Dechert is gearing up to provide assistance in all its offices to human trafficking victims and organisations that help combat it. The programme was launched in 2002 in the US.
Trafficking involves forcing individuals, mainly women, into labour and prostitution outside their native countries.
In the US Dechert is providing direct representation of victims and helping to provide so-called ‘T-visas’, which enable trafficking victims to acquire permanent residency. It is also providing feedback on domestic and international legislation and collaborating with non-governmental organisations (NGOs) involved in combating the problem.
US attorney Susan Selyzer, heading up the US effort, is involved with an anti-trafficking network with members from numerous charities and NGOs. It is helping to devise a more humane policy towards the treatment of victims. The network also reviews the US government’s management of cases and formulates guidelines for victims applying for benefits under the Trafficking and Violence Protection Act of 2000.
In the UK, work is focused on legal research on national and international laws on trafficking for Anti-Slavery International. Susan Turner, co-chair of Dechert’s worldwide pro bono committee, said she hopes to soon expand the UK programme to include representation of victims. She also wants to expand the work in Belgium, which is currently restricted to providing legal research, and to launch programmes in all of the offices worldwide.
Clearly, the appointment of Susan Turner has had a huge impact on pro bono. This has coincided with some significant projects, particularly the Holocaust work and in post-war Afghanistan, where Dechert is assisting in the creation of new legislation. The firm’s work tends to stick mainly to legal rather than community matters.

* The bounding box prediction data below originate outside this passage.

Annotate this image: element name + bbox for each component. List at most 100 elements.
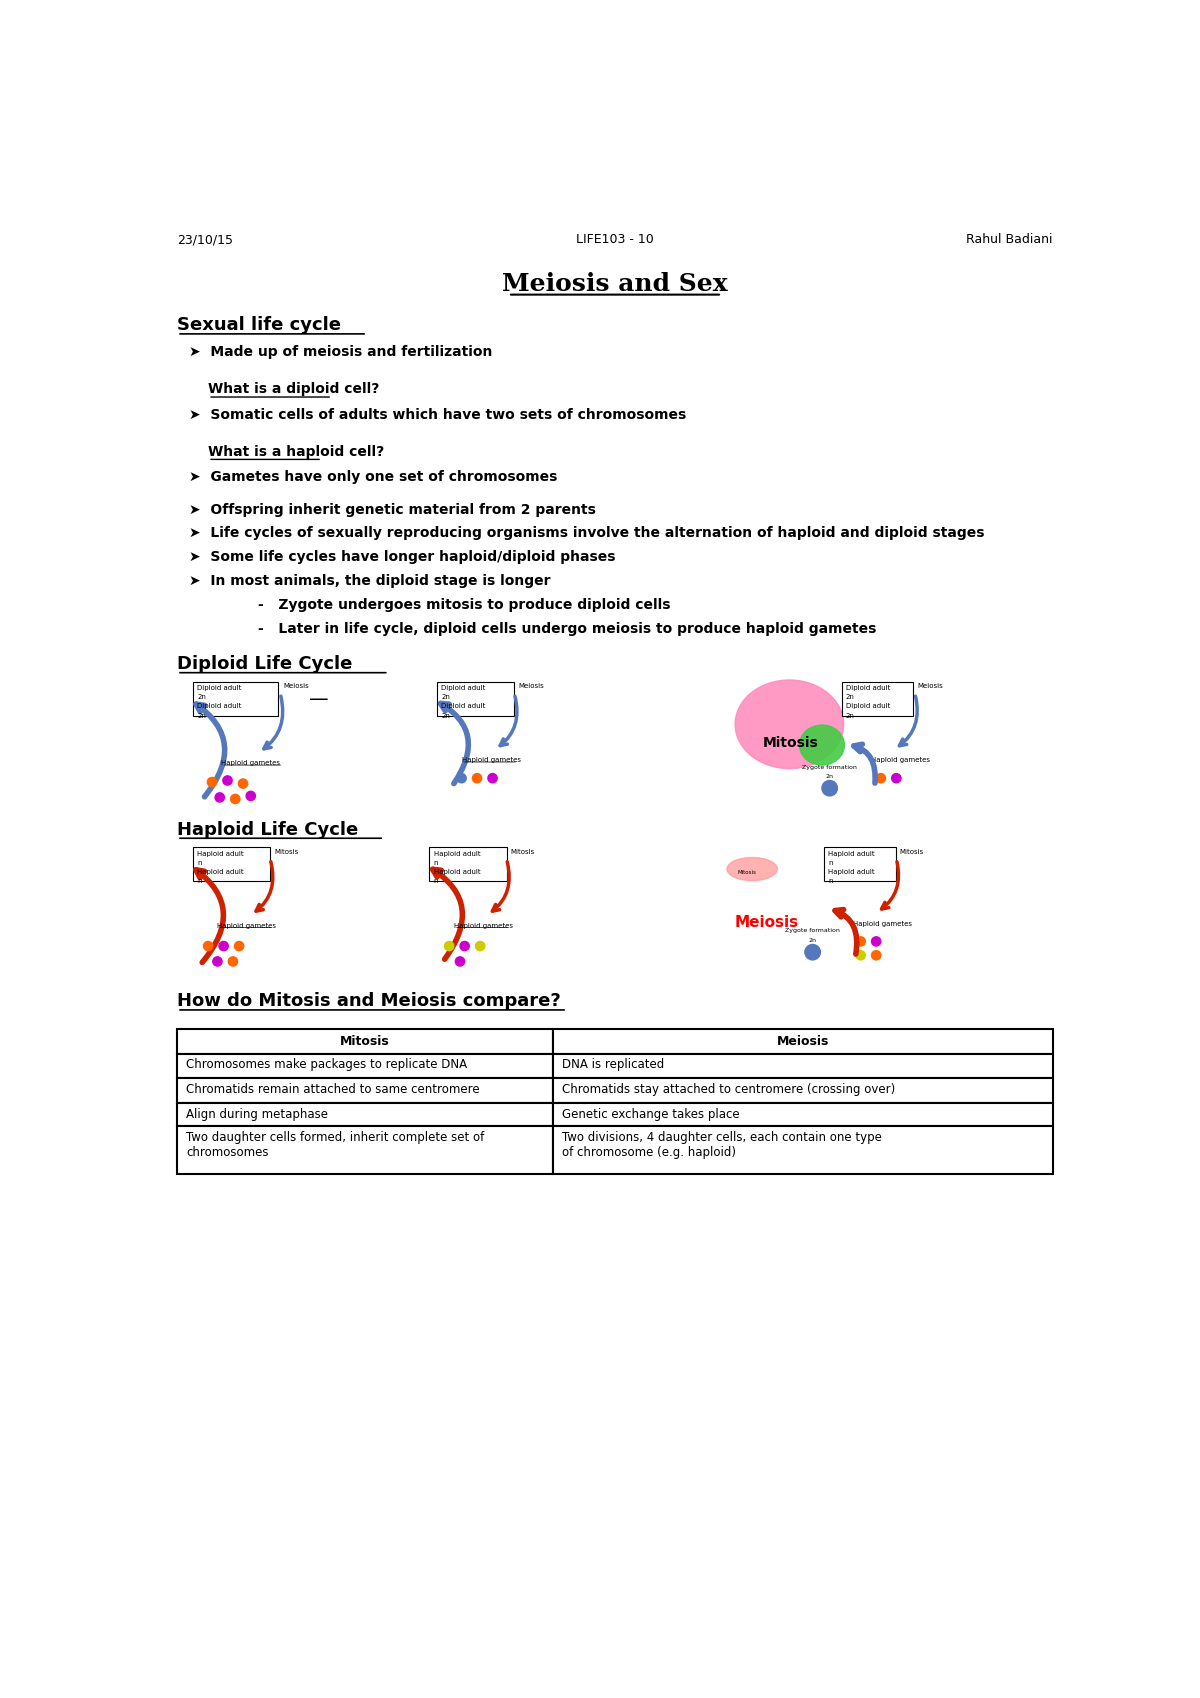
Bar [553, 1104, 1052, 1126]
Text: Diploid adult: Diploid adult [846, 684, 890, 691]
FancyArrowPatch shape [440, 703, 468, 783]
Text: n: n [433, 859, 438, 866]
Text: n: n [828, 859, 833, 866]
Circle shape [246, 791, 256, 800]
Circle shape [234, 941, 244, 951]
Text: Haploid adult: Haploid adult [197, 869, 244, 874]
Text: Mitosis: Mitosis [762, 735, 818, 751]
FancyArrowPatch shape [835, 910, 857, 954]
Circle shape [871, 937, 881, 946]
FancyArrowPatch shape [256, 861, 272, 912]
Circle shape [208, 778, 217, 786]
Text: Meiosis: Meiosis [518, 684, 544, 689]
Text: Mitosis: Mitosis [738, 869, 756, 874]
Text: ➤  Some life cycles have longer haploid/diploid phases: ➤ Some life cycles have longer haploid/d… [188, 550, 616, 564]
Text: 2n: 2n [442, 713, 450, 718]
Text: Haploid gametes: Haploid gametes [853, 920, 912, 927]
Text: Haploid adult: Haploid adult [433, 851, 480, 856]
Bar [437, 683, 515, 717]
Text: Mitosis: Mitosis [340, 1036, 390, 1048]
Circle shape [457, 774, 467, 783]
Circle shape [239, 779, 247, 788]
Text: Diploid Life Cycle: Diploid Life Cycle [178, 655, 353, 672]
FancyArrowPatch shape [264, 696, 283, 749]
Circle shape [230, 795, 240, 803]
Circle shape [822, 781, 838, 796]
Text: Haploid gametes: Haploid gametes [454, 924, 512, 929]
Circle shape [488, 774, 497, 783]
Text: ➤  In most animals, the diploid stage is longer: ➤ In most animals, the diploid stage is … [188, 574, 551, 588]
Text: 23/10/15: 23/10/15 [178, 233, 233, 246]
Text: ➤  Offspring inherit genetic material from 2 parents: ➤ Offspring inherit genetic material fro… [188, 503, 595, 516]
Text: DNA is replicated: DNA is replicated [563, 1058, 665, 1071]
Text: 2n: 2n [442, 694, 450, 700]
Text: Meiosis: Meiosis [776, 1036, 829, 1048]
Text: Meiosis: Meiosis [736, 915, 799, 931]
Text: Haploid Life Cycle: Haploid Life Cycle [178, 820, 359, 839]
Circle shape [892, 774, 901, 783]
Circle shape [444, 941, 454, 951]
Text: Haploid adult: Haploid adult [197, 851, 244, 856]
Bar [178, 1078, 553, 1104]
Bar [553, 1029, 1052, 1054]
Circle shape [212, 956, 222, 966]
Bar [178, 1054, 553, 1078]
Circle shape [473, 774, 481, 783]
Bar [842, 683, 913, 717]
Ellipse shape [727, 857, 778, 881]
Text: Meiosis: Meiosis [283, 684, 310, 689]
Text: Align during metaphase: Align during metaphase [186, 1107, 329, 1121]
Text: n: n [433, 878, 438, 885]
Text: —: — [308, 689, 329, 708]
Text: 2n: 2n [826, 774, 834, 779]
Circle shape [460, 941, 469, 951]
Text: Haploid gametes: Haploid gametes [462, 757, 521, 764]
Text: Diploid adult: Diploid adult [846, 703, 890, 710]
Text: ➤  Made up of meiosis and fertilization: ➤ Made up of meiosis and fertilization [188, 345, 492, 360]
Text: 2n: 2n [809, 937, 817, 942]
Text: n: n [197, 878, 202, 885]
Circle shape [218, 941, 228, 951]
Bar [193, 683, 278, 717]
Text: Haploid adult: Haploid adult [828, 851, 875, 856]
Text: Zygote formation: Zygote formation [803, 766, 857, 771]
Circle shape [805, 944, 821, 959]
Text: Meiosis: Meiosis [917, 684, 943, 689]
FancyArrowPatch shape [882, 861, 899, 908]
Text: Haploid gametes: Haploid gametes [221, 761, 281, 766]
Circle shape [455, 956, 464, 966]
Text: Haploid gametes: Haploid gametes [871, 757, 930, 764]
Circle shape [215, 793, 224, 801]
Text: Haploid adult: Haploid adult [828, 869, 875, 874]
Text: How do Mitosis and Meiosis compare?: How do Mitosis and Meiosis compare? [178, 992, 560, 1010]
Text: ➤  Life cycles of sexually reproducing organisms involve the alternation of hapl: ➤ Life cycles of sexually reproducing or… [188, 526, 984, 540]
Text: LIFE103 - 10: LIFE103 - 10 [576, 233, 654, 246]
Text: Rahul Badiani: Rahul Badiani [966, 233, 1052, 246]
Text: 2n: 2n [846, 694, 854, 700]
Text: -   Zygote undergoes mitosis to produce diploid cells: - Zygote undergoes mitosis to produce di… [258, 598, 671, 611]
Text: What is a haploid cell?: What is a haploid cell? [208, 445, 384, 458]
Bar [553, 1078, 1052, 1104]
Text: 2n: 2n [197, 713, 206, 718]
Bar [178, 1104, 553, 1126]
Text: Diploid adult: Diploid adult [197, 684, 241, 691]
Text: Diploid adult: Diploid adult [442, 703, 486, 710]
Ellipse shape [736, 679, 844, 769]
Text: n: n [828, 878, 833, 885]
Ellipse shape [799, 725, 845, 766]
Circle shape [204, 941, 212, 951]
Circle shape [475, 941, 485, 951]
Text: Diploid adult: Diploid adult [197, 703, 241, 710]
Text: Sexual life cycle: Sexual life cycle [178, 316, 341, 335]
Text: Diploid adult: Diploid adult [442, 684, 486, 691]
Text: Meiosis and Sex: Meiosis and Sex [502, 272, 728, 295]
FancyArrowPatch shape [196, 705, 224, 796]
Text: Mitosis: Mitosis [510, 849, 535, 856]
FancyArrowPatch shape [492, 861, 509, 912]
Text: 2n: 2n [846, 713, 854, 718]
Bar [824, 847, 895, 881]
FancyArrowPatch shape [196, 869, 223, 963]
FancyArrowPatch shape [500, 696, 517, 745]
Bar [553, 1126, 1052, 1173]
Text: Two daughter cells formed, inherit complete set of
chromosomes: Two daughter cells formed, inherit compl… [186, 1131, 485, 1158]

Dechert’s lawyers notched up 32,000 hours of pro bono work in 2002, an increase of 12,500 on the previous year. This coincided with the appointment of Susan Turner, a US-qualified lawyer who handles only pro bono work. Some 549 Dechert fee-earners worldwide do pro bono work, of which 108 are London-based. Last year, London fee-earners completed 3,500 pro bono hours.
The firm has taken on an extra 100 pro bono matters in the last 18 months, including 75 lawyers working for Holocaust descendants and victims claiming a share of the $12.5bn (£7.78bn) set aside by Swiss banks as a result of a 1999 settlement. The banks were found to have kept the savings of victims. Each lawyer handled hundreds of the claims, of which 580,000 expect to be submitted.
The firm also assists a wide range of organisations, including the Coalition to Stop the Use of Child Soldiers. Assistance includes legislation drafting and providing multijurisdictional law research. It also assists several lawyers’ associations, including the Pakistan Women Lawyers’ Association, the plight of which has been the subject of various International Bar Association conferences.